Monday, July 11, 2016

Value of print statements while debugging.

While I always smirk at System.out.println("Got here somehow..."); statements... there is some value to print statements in general.

Now... you should never ever use System.out print statements. They are easy to forget in your code and make others laugh at your print statements that sometimes have great level of profanity in them. The most proper way is to you one of the logging frameworks that would allow you great level of control (display all levels of logging including debug on development environment, while only displaying error level messages on production).

Personally, I favor stepping through my code via a debugger to see what's going on.

So when do I use print statements to debug? Counters...

While stepping through your code one by one might one on a single run, what do you do when you need to process thousands records? Are you going to do it manually?

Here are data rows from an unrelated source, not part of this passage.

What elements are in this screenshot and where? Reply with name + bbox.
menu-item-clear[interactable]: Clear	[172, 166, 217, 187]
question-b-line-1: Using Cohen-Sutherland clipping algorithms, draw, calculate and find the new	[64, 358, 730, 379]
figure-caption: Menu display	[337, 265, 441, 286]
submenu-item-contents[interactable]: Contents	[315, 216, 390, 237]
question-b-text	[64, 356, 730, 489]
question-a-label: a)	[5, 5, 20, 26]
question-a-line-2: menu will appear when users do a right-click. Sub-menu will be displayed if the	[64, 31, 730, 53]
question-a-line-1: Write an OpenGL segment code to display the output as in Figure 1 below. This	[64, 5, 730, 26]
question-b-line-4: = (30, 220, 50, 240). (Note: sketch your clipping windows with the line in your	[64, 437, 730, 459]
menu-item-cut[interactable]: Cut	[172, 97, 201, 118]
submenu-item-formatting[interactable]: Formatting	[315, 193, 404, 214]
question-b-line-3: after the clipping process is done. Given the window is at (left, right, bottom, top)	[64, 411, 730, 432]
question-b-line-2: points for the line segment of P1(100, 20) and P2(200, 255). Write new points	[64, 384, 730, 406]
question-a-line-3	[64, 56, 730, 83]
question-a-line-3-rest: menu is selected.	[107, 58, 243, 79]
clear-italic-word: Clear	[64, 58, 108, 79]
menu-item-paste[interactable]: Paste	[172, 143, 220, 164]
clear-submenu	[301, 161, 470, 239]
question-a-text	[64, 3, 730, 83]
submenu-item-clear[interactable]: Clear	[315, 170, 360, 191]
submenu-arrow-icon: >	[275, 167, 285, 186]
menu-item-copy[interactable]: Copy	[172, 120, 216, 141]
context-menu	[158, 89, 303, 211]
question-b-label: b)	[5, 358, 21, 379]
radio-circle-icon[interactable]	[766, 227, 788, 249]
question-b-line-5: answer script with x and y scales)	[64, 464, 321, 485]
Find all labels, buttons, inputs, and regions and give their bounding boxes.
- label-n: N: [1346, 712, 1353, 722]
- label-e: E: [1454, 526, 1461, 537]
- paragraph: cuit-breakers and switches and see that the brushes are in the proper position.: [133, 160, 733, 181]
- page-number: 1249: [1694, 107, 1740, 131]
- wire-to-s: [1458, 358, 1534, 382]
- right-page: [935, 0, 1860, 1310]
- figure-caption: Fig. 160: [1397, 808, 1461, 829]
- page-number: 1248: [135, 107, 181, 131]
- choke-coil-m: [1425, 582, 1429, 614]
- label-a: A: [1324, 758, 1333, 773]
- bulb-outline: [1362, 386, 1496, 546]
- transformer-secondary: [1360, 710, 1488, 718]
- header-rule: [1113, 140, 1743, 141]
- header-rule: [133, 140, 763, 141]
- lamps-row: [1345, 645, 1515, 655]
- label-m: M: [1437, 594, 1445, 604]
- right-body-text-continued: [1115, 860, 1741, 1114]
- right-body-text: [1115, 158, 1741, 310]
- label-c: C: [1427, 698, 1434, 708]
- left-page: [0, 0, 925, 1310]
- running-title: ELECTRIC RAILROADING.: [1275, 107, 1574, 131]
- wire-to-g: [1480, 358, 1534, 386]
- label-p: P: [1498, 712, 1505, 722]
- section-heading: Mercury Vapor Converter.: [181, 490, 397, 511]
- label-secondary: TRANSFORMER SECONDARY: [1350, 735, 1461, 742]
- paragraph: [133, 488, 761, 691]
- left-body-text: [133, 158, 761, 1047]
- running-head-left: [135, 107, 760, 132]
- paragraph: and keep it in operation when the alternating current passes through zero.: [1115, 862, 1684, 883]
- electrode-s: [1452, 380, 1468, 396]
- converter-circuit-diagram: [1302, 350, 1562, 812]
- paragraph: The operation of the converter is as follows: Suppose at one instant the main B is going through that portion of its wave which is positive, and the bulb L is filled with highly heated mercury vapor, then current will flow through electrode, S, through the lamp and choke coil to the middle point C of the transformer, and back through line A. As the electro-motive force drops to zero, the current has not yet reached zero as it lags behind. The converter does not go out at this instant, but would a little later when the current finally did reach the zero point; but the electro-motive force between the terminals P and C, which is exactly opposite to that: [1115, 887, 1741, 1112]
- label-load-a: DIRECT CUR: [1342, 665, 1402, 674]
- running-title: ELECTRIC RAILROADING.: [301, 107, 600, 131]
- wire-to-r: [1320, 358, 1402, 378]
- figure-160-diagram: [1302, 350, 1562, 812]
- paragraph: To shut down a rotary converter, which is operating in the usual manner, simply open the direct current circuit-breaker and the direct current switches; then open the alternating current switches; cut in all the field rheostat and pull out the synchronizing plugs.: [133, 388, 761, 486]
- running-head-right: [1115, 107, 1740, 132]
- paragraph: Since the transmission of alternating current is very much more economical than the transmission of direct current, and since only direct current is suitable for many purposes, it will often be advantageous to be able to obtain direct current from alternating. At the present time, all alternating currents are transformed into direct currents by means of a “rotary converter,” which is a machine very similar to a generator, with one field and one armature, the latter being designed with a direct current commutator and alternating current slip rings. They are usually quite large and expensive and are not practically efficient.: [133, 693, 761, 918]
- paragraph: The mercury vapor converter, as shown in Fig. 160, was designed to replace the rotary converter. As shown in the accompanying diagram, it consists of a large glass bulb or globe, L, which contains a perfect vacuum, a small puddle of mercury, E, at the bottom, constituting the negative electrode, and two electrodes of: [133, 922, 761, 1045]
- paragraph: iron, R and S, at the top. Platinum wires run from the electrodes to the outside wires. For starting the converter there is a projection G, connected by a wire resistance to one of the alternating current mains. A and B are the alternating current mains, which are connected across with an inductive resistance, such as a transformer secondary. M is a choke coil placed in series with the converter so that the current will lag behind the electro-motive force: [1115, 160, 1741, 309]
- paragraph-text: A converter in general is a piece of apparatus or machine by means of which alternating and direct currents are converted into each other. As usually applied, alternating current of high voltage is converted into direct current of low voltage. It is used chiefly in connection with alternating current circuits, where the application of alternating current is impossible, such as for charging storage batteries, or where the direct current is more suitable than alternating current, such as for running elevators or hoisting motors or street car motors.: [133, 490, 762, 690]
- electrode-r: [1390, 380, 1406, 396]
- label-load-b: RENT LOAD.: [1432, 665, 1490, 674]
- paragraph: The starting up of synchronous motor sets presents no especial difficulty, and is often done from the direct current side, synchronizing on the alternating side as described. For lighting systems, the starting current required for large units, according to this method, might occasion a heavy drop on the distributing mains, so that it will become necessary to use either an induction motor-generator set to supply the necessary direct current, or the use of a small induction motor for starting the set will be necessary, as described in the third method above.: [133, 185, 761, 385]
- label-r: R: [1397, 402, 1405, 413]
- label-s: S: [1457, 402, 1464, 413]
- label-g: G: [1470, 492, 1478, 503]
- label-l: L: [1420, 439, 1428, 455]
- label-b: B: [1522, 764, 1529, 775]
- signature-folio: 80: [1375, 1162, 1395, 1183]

Think not.

The way to work with print lines here is to print out certain message, for example

"Retrieved record from database"
"Cleaned raw record"
"Record passed through process A"
"Exception occurred while processing A logic"
"Record passed through process B"
"Exception occurred while processing B logic" 
"Finished"

now, when your process finished running, you will have quiet of few of there records... Yes, you could have tried to declare global variable to give you number of results for each... but what if you are running multiprocessing program, what if <insert some type of complication here>. To make things easier, take generated records in the log and use good old grep command to count number of instances of that particular phrase in the log file.

This way you can generate statistics of
"Retrieved record from database" 1000
"Cleaned raw record" 1000
"Record passed through process A" 820
"Exception occurred while processing A logic" 180
"Record passed through process B" 620
"Exception occurred while processing B logic"  200
"Finished" 620

Now it is easy to see how much records you loose and where and now you can pint point the problem and get a bigger magnifying glass to the trouble spot and you did not have to run it through 1,000 times yourself by hand.

Hope this simple example showed the value of print statements and provided you with another way to troubleshoot your code!